Lumber Cut List Optimizer — Minimize Waste with Kerf and Cut Order
Optimize boards and cuts
Lumber cut list optimizer: quick guide
The Lumber Cut List Optimizer is designed to minimize waste while keeping the plan simple enough to follow at the saw. Enter your unit system, list stock board lengths, and add every required piece with quantity. The planner applies kerf between cuts and can add an optional trim allowance per piece so you can burn the factory end and still hit target lengths. Results show a cut sequence for each board, total used length, and waste.
For a fast setup, choose long to short as your preferred cut order. Starting with the longest parts reduces the risk of stranding inches that cannot be used later. If you are working with many small, repeated parts, short to long can sometimes produce a similar yield; feel free to try both and compare the totals.
Kerf is the width of material removed by the blade. A common assumption is 0.125 inches for a typical table-saw blade, while some thin-kerf blades are closer to 0.094 inches. In metric, 2 to 3 millimeters is a reasonable starting point. If you notice cumulative errors when dry fitting, check that the kerf you entered matches the blade on the saw you actually use for the cuts.
Trim allowance lets you add a small buffer to each piece. Many woodworkers add 2 to 3 millimeters or around a sixteenth of an inch so they can square the end or clean up tear-out without falling short. The optimizer adds this amount to every requested part before packing, which keeps the plan honest in the real shop where every board needs a clean edge.
If any single piece is longer than your longest board, the planner will stop with a clear message. The fix is to choose longer stock, redesign the part as a glue-up, or split the requirement into two shorter pieces that can be joined mechanically. Offcut handling is also explicit: you set an offcut threshold, and any remainder at or above that length is listed as reusable for future projects.
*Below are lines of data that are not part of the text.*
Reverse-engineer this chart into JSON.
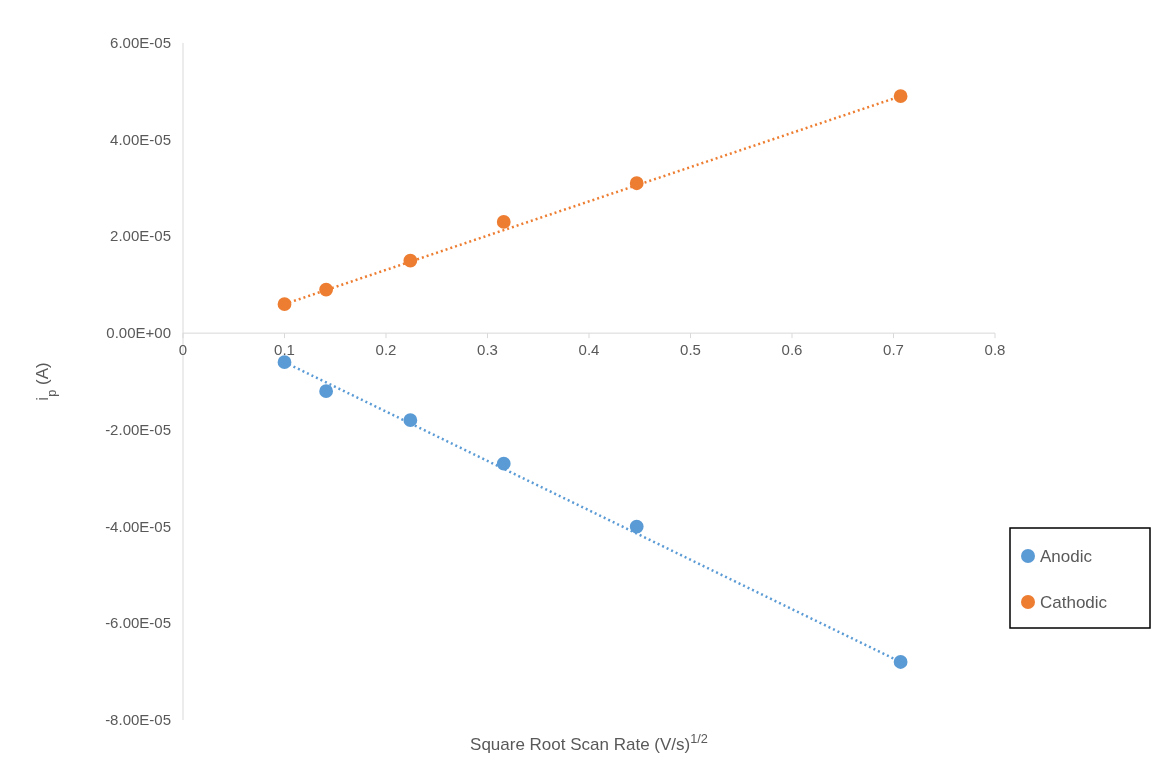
{
  "chart_data": {
    "type": "scatter",
    "xlabel": "Square Root Scan Rate (V/s)$^{1/2}$",
    "ylabel": "i$_{p}$ (A)",
    "xlim": [
      0,
      0.8
    ],
    "xticks": [
      0,
      0.1,
      0.2,
      0.3,
      0.4,
      0.5,
      0.6,
      0.7,
      0.8
    ],
    "ylim": [
      -8e-05,
      6e-05
    ],
    "yticks": [
      {
        "value": -8e-05,
        "label": "-8.00E-05"
      },
      {
        "value": -6e-05,
        "label": "-6.00E-05"
      },
      {
        "value": -4e-05,
        "label": "-4.00E-05"
      },
      {
        "value": -2e-05,
        "label": "-2.00E-05"
      },
      {
        "value": 0,
        "label": "0.00E+00"
      },
      {
        "value": 2e-05,
        "label": "2.00E-05"
      },
      {
        "value": 4e-05,
        "label": "4.00E-05"
      },
      {
        "value": 6e-05,
        "label": "6.00E-05"
      }
    ],
    "grid": false,
    "legend": "right",
    "line_style": "dotted",
    "series": [
      {
        "name": "Anodic",
        "color": "#5b9bd5",
        "marker": "circle",
        "x": [
          0.1,
          0.141,
          0.224,
          0.316,
          0.447,
          0.707
        ],
        "values": [
          -6e-06,
          -1.2e-05,
          -1.8e-05,
          -2.7e-05,
          -4e-05,
          -6.8e-05
        ]
      },
      {
        "name": "Cathodic",
        "color": "#ed7d31",
        "marker": "circle",
        "x": [
          0.1,
          0.141,
          0.224,
          0.316,
          0.447,
          0.707
        ],
        "values": [
          6e-06,
          9e-06,
          1.5e-05,
          2.3e-05,
          3.1e-05,
          4.9e-05
        ]
      },
      {
        "type": "line",
        "color": "#5b9bd5",
        "marker": "none",
        "x": [
          0.1,
          0.707
        ],
        "values": [
          -6e-06,
          -6.8e-05
        ]
      },
      {
        "type": "line",
        "color": "#ed7d31",
        "marker": "none",
        "x": [
          0.1,
          0.707
        ],
        "values": [
          6e-06,
          4.9e-05
        ]
      }
    ]
  }
}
After optimization, walk through the plan and label boards. A wax pencil or tape label next to each cut position helps prevent mix-ups when you move from the outfeed table to the bench. If your material has visible defects or grain you want to preserve, you can still follow the sequence while nudging individual cuts a little to land knots or checks inside offcuts.
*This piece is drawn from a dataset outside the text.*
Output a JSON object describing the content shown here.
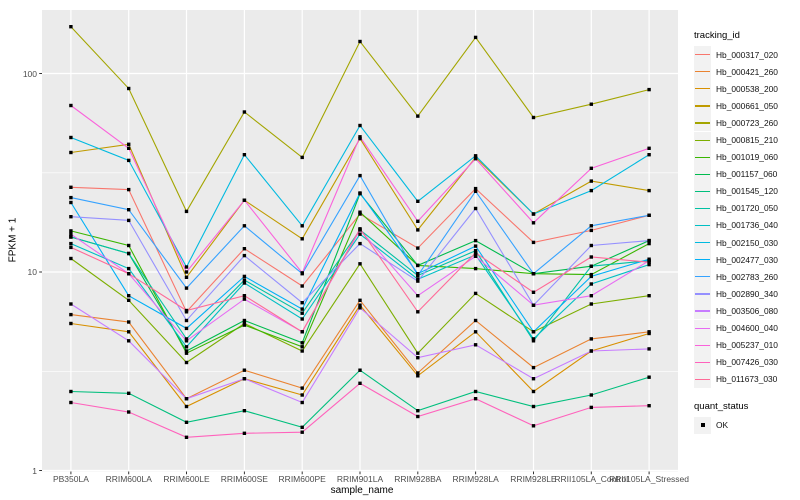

Assumptions and practical tips
- The plan assumes no kerf is required before the first cut on any board; kerf is applied only between consecutive cuts.
- Trim allowance is added per piece before packing to reflect real-world squaring. If you do not need it, leave the field at zero.
- Stock lengths should be measured, not only taken from labels. Actual boards may be slightly short or long; enter what you have.
- Species and moisture content are not modeled. If movement matters, leave extra trim and sneak up on final length at the bench.
- Group and batch identical parts. Cutting all pieces of the same length in one go reduces fence changes and setup time.
- Set the offcut threshold to match your shop habits. If you routinely reuse eight-inch pieces, keep the threshold at or below that value.
- Long to short yields the best results for mixed projects like cabinets and benches. Short to long can be handy for slat walls or lath-style builds.
- When boards have defects, treat them as shorter stock or add a manual note on the printout to skip a region before you cut.
Common questions
Can I mix stock lengths?
Yes. Enter one board per line; the optimizer uses them in the order listed. You can paste a long list from a purchase order and edit as needed.
Why long to short?
Larger parts placed first reduce stranded inches and typically improve yield. It also keeps the plan easy to follow at the saw.
How does the offcut threshold work?
Remainders at or above the threshold are listed as reusable offcuts. Anything shorter is treated as scrap so your waste number reflects reality.
What if my blade kerf is different?
Adjust the kerf field to match your blade. If you switch blades mid-project, re-run the plan with the new value so accumulated cuts still land correctly.
Can I copy the plan to a cut sheet?
Yes. Select the results and copy them to your notes app or spreadsheet. The board-by-board sequence is designed to be readable on paper or phone.
Does unit choice affect math?
No. The same calculations run in either system; the interface only changes labels and how values are displayed.
What if a piece is longer than any board?
The tool will warn you. Consider a glue-up, a scarf joint, or sourcing longer stock. The plan will not force an impossible cut.